I see that there have been a few threads in the past about the Church Fathers' theological relationship to Reformed Christianity. However, none quite answered the question I have.

There's a fellow who attends our church who is an avowed Classical Arminian. I have pressed him softly on his views on God's sovereignty and human free will and it is clear to me that he has a very weak view of God. I don't find it very profitable to engage with him in conversation because we come from very different starting points, and he seems very stubborn.

Something he did counter with once, though, was that none of the Church Fathers or early Christian writers held to a view of predestination that was later articulated by St. Augustine. In fact, he says that it is only after St. Augustine's encounters with Pelagianism that his views became more clearly defined. So, in other words, the Augustinian (and Calvinistic) understanding of salvation is a novelty of the later half of Augustine's writings.

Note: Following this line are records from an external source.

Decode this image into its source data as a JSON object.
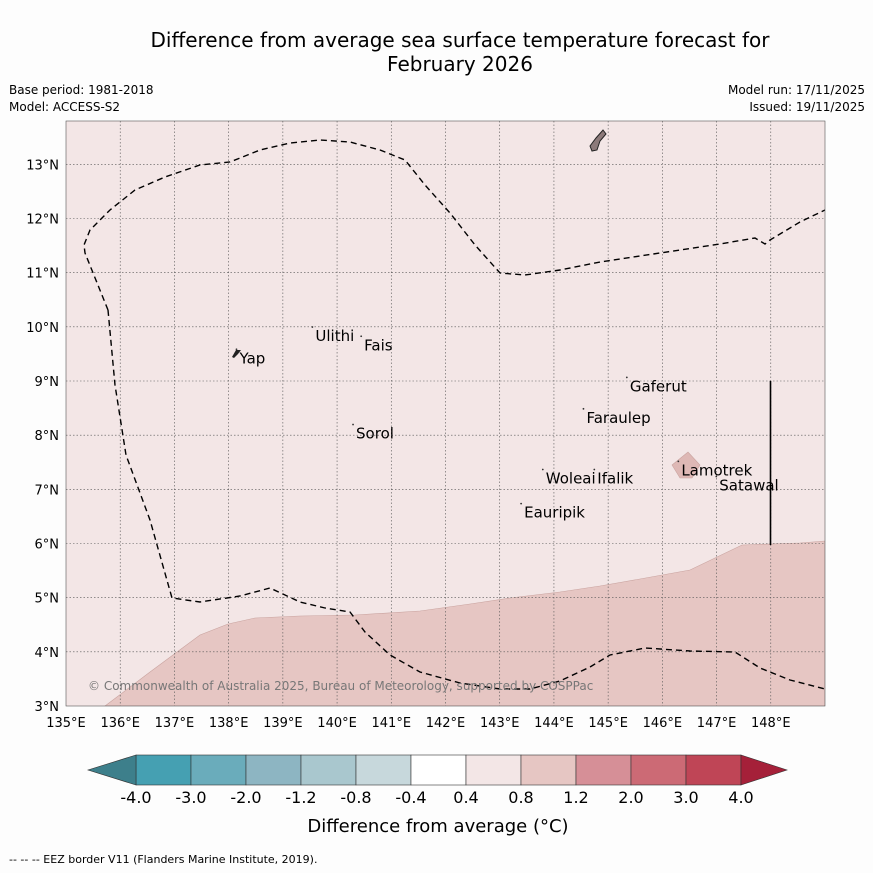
{
  "title_line1": "Difference from average sea surface temperature forecast for",
  "title_line2": "February 2026",
  "base_period": "Base period: 1981-2018",
  "model": "Model: ACCESS-S2",
  "model_run": "Model run: 17/11/2025",
  "issued": "Issued: 19/11/2025",
  "copyright": "© Commonwealth of Australia 2025, Bureau of Meteorology, supported by COSPPac",
  "footnote": "--  --  -- EEZ border V11 (Flanders Marine Institute, 2019).",
  "map": {
    "lon_range": [
      135,
      149
    ],
    "lat_range": [
      3,
      13.8
    ],
    "lon_ticks": [
      "135°E",
      "136°E",
      "137°E",
      "138°E",
      "139°E",
      "140°E",
      "141°E",
      "142°E",
      "143°E",
      "144°E",
      "145°E",
      "146°E",
      "147°E",
      "148°E"
    ],
    "lat_ticks": [
      "3°N",
      "4°N",
      "5°N",
      "6°N",
      "7°N",
      "8°N",
      "9°N",
      "10°N",
      "11°N",
      "12°N",
      "13°N"
    ],
    "background_class": "0.4 to 0.8",
    "colors": {
      "bg": "#f3e6e6",
      "warm": "#e6c6c3",
      "warm_edge": "#c9a39f",
      "island": "#222222"
    },
    "places": [
      {
        "name": "Yap",
        "lon": 138.2,
        "lat": 9.42
      },
      {
        "name": "Ulithi",
        "lon": 139.6,
        "lat": 9.83
      },
      {
        "name": "Fais",
        "lon": 140.5,
        "lat": 9.66
      },
      {
        "name": "Sorol",
        "lon": 140.35,
        "lat": 8.03
      },
      {
        "name": "Gaferut",
        "lon": 145.4,
        "lat": 8.9
      },
      {
        "name": "Faraulep",
        "lon": 144.6,
        "lat": 8.32
      },
      {
        "name": "Woleai",
        "lon": 143.85,
        "lat": 7.2
      },
      {
        "name": "Ifalik",
        "lon": 144.8,
        "lat": 7.2
      },
      {
        "name": "Lamotrek",
        "lon": 146.35,
        "lat": 7.35
      },
      {
        "name": "Satawal",
        "lon": 147.05,
        "lat": 7.07
      },
      {
        "name": "Eauripik",
        "lon": 143.45,
        "lat": 6.57
      }
    ]
  },
  "colorbar": {
    "label": "Difference from average (°C)",
    "ticks": [
      "-4.0",
      "-3.0",
      "-2.0",
      "-1.2",
      "-0.8",
      "-0.4",
      "0.4",
      "0.8",
      "1.2",
      "2.0",
      "3.0",
      "4.0"
    ],
    "colors": [
      "#3d7f8b",
      "#45a0b2",
      "#6aacbb",
      "#8db5c2",
      "#a9c7ce",
      "#c7d8dc",
      "#ffffff",
      "#f3e6e6",
      "#e6c6c3",
      "#d68f97",
      "#cc6a75",
      "#bf4556",
      "#a52039"
    ]
  }
}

I know next to nothing about the Church Fathers or about historical theology. I understand that it has taken a long time for some theological points to be clearly defined, and that we hold the Reformation to be a recovery of true doctrine. However, I hope you can help me understand whether there is any truth to this statement: _None of the early Christians prior to Augustine articulated a belief in predestination like that which was later characteristic of Reformed theology._

(I apologize if my language is unclear. I'm a bit over my head when it comes to these things. I also apologize that I have no sources to name. This is only something that came up in conversation a while ago, so it could well have little foundation.)


----------



## Moses Costigan (May 4, 2016)

There is a legacy course from Reformed Theology Seminary taught by Derek Thomas which is an introduction to reformed theology which is excellent...... I've listened through several times over the last 3 to 4 years (it's audio lecture material) but i don't have it currently but i will find the link and post it. 
I remember references to the doctrines of election and predestination in the teaching of the Early Church Fathers which was broader than Augustine's teaching on election.


----------



## Moses Costigan (May 4, 2016)

Tom, this is the course i mentioned above.

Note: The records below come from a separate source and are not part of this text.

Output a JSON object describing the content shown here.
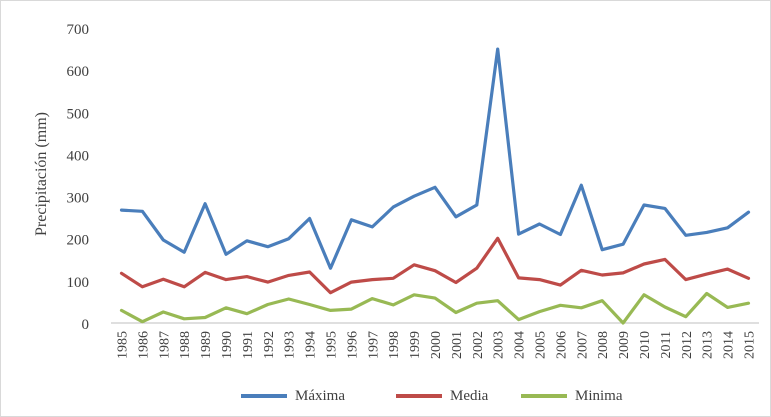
{
  "chart_data": {
    "type": "line",
    "title": "",
    "xlabel": "",
    "ylabel": "Precipitación (mm)",
    "ylim": [
      0,
      700
    ],
    "yticks": [
      0,
      100,
      200,
      300,
      400,
      500,
      600,
      700
    ],
    "grid": false,
    "legend_position": "bottom",
    "categories": [
      "1985",
      "1986",
      "1987",
      "1988",
      "1989",
      "1990",
      "1991",
      "1992",
      "1993",
      "1994",
      "1995",
      "1996",
      "1997",
      "1998",
      "1999",
      "2000",
      "2001",
      "2002",
      "2003",
      "2004",
      "2005",
      "2006",
      "2007",
      "2008",
      "2009",
      "2010",
      "2011",
      "2012",
      "2013",
      "2014",
      "2015"
    ],
    "series": [
      {
        "name": "Máxima",
        "color": "#4a7ebb",
        "values": [
          268,
          265,
          197,
          168,
          283,
          163,
          195,
          181,
          200,
          248,
          130,
          245,
          228,
          275,
          301,
          322,
          252,
          280,
          650,
          211,
          235,
          210,
          327,
          174,
          187,
          280,
          272,
          208,
          215,
          226,
          263
        ]
      },
      {
        "name": "Media",
        "color": "#be4b48",
        "values": [
          118,
          86,
          104,
          86,
          120,
          103,
          110,
          97,
          113,
          121,
          72,
          97,
          103,
          106,
          138,
          124,
          96,
          130,
          201,
          107,
          103,
          90,
          125,
          114,
          119,
          140,
          151,
          103,
          116,
          128,
          106
        ]
      },
      {
        "name": "Minima",
        "color": "#98b954",
        "values": [
          30,
          3,
          26,
          10,
          13,
          36,
          22,
          44,
          57,
          44,
          30,
          33,
          58,
          43,
          67,
          59,
          25,
          47,
          53,
          8,
          27,
          42,
          36,
          53,
          0,
          67,
          38,
          15,
          70,
          37,
          47
        ]
      }
    ]
  }
}
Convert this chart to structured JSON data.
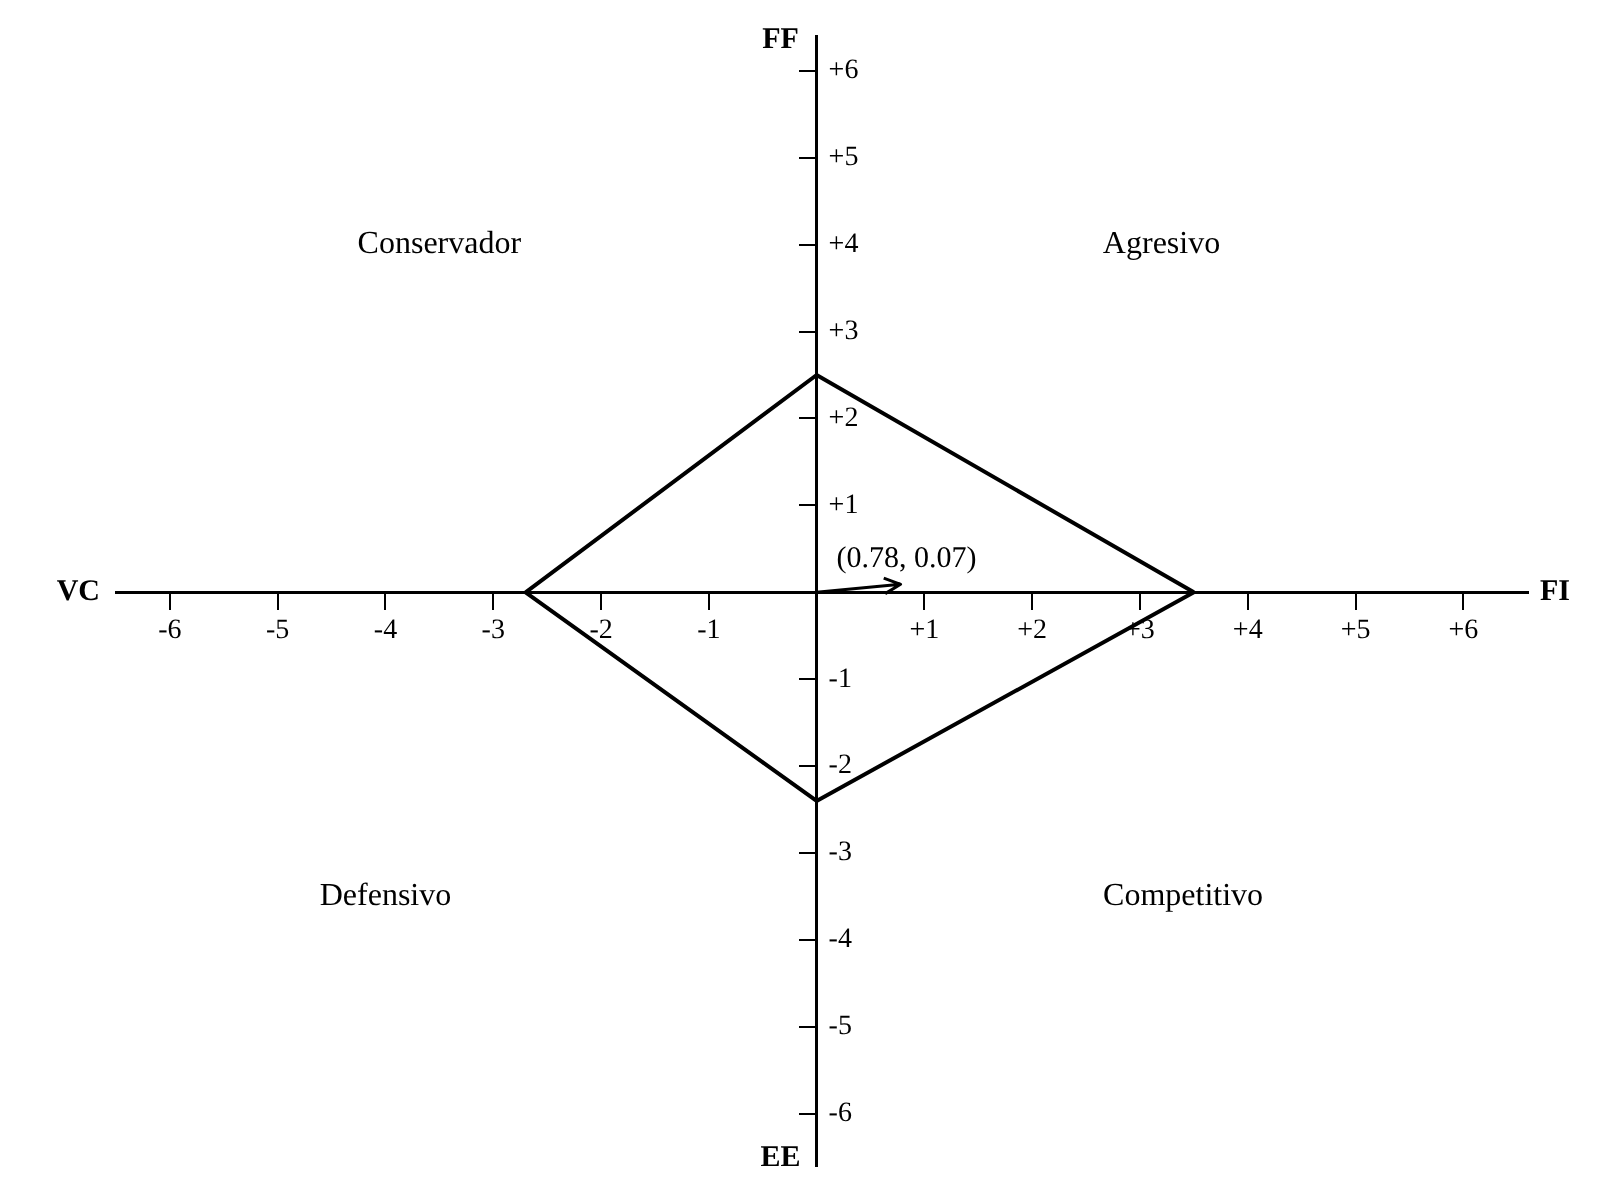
{
  "chart_data": {
    "type": "line",
    "xlabel": "FI",
    "ylabel": "FF",
    "xlim": [
      -6.5,
      6.6
    ],
    "ylim": [
      -6.6,
      6.4
    ],
    "xticks": [
      {
        "value": -6,
        "label": "-6"
      },
      {
        "value": -5,
        "label": "-5"
      },
      {
        "value": -4,
        "label": "-4"
      },
      {
        "value": -3,
        "label": "-3"
      },
      {
        "value": -2,
        "label": "-2"
      },
      {
        "value": -1,
        "label": "-1"
      },
      {
        "value": 1,
        "label": "+1"
      },
      {
        "value": 2,
        "label": "+2"
      },
      {
        "value": 3,
        "label": "+3"
      },
      {
        "value": 4,
        "label": "+4"
      },
      {
        "value": 5,
        "label": "+5"
      },
      {
        "value": 6,
        "label": "+6"
      }
    ],
    "yticks": [
      {
        "value": -6,
        "label": "-6"
      },
      {
        "value": -5,
        "label": "-5"
      },
      {
        "value": -4,
        "label": "-4"
      },
      {
        "value": -3,
        "label": "-3"
      },
      {
        "value": -2,
        "label": "-2"
      },
      {
        "value": -1,
        "label": "-1"
      },
      {
        "value": 1,
        "label": "+1"
      },
      {
        "value": 2,
        "label": "+2"
      },
      {
        "value": 3,
        "label": "+3"
      },
      {
        "value": 4,
        "label": "+4"
      },
      {
        "value": 5,
        "label": "+5"
      },
      {
        "value": 6,
        "label": "+6"
      }
    ],
    "series": [
      {
        "color": "#000000",
        "x": [
          -2.7,
          0,
          3.5
        ],
        "values": [
          0,
          2.5,
          0
        ]
      },
      {
        "color": "#000000",
        "x": [
          -2.7,
          0,
          3.5
        ],
        "values": [
          0,
          -2.4,
          0
        ]
      }
    ],
    "annotations": [
      "VC",
      "EE",
      "Conservador",
      "Agresivo",
      "Defensivo",
      "Competitivo",
      "(0.78, 0.07)"
    ],
    "marker": "none",
    "line_style": "solid",
    "grid": false,
    "legend": false
  }
}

https://itunesu.itunes.apple.com/feed/id378878956


----------



## KeithW (May 4, 2016)

Appeals to church fathers need to be understood in context. As far as I know they did not write systematic theologies. We cannot simply go to a chapter called "election" in any given early church father's books. A lot of writings against errant doctrines came about when men wanted to preserve true Christian doctrine against false doctrine being taught and spread. A doctrine like the Trinity or election were understood by the early church as givens. It was only when men taught differently that systematic arguments were developed against false beliefs. So Augustine was simply writing down in a systematic form what the entire Christian church already believed on man's total inability toward God, election, etc. And when the Council Of Carthage in 418AD met and condemned Pelagianism, the council represented all Christian churches of that day. They were not inventing something new which no one before them believed.

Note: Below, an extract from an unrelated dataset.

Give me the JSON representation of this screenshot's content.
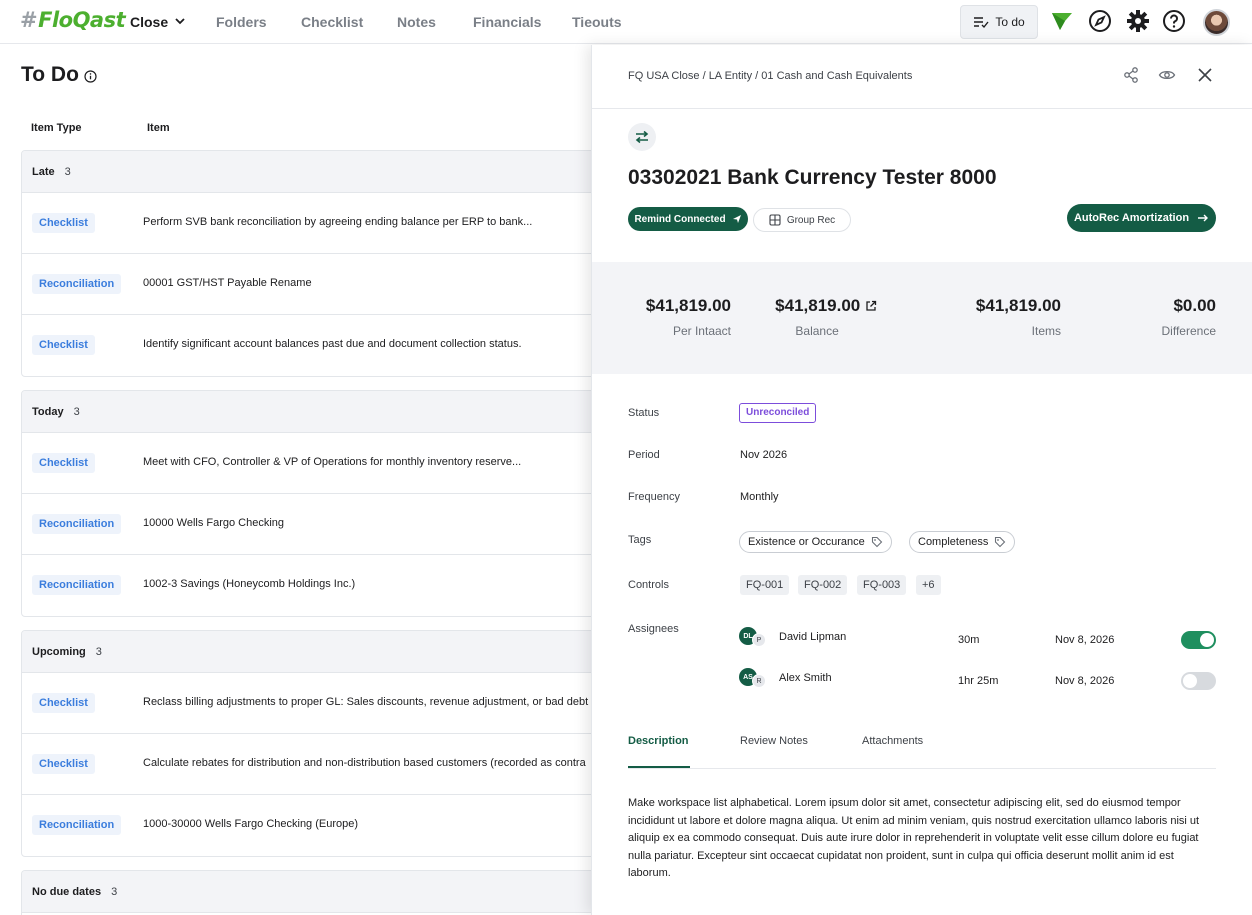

From a reformed perspective, if you look at any council which dealt with "free will" movements, Pelagianism or Semi-Pelagianism or Aminianism, the councils always re-established man's total inability towards God first. Then the other associated doctrines like election are explained from that context.

A good book is "Augustine & The Pelagian Controversy" by B.B. Warfield. It is available as a free ebook at monergism.com.


----------



## rickclayfan (May 4, 2016)

I don't think it would be of tremendous importance to look at the views of the Church Fathers in regard to this issue. The views that people hold in regard to certain doctrines only become important to know after there has been much discussion and debate about them. 

Take justification, for instance. It was not thoroughly discussed until the sixteenth century. Any references to justification before that time would be interesting to know, but those who made such remarks would probably have had a confused or partially defective view of it. Augustine, for instance, was confused in regard to the matter. He emphasized grace and faith, but held to infusion. He had distinctive Protestant elements and Roman Catholic elements as well.

In the same way, the pre-fourth century Fathers may have held to predestination, but with each subsequent generation after the apostolic church, the understanding of it became more vague and confused and was eventually swallowed up by free-willism.


----------



## arapahoepark (May 4, 2016)

Also check out Faber's Primitive Doctrine of Election.


----------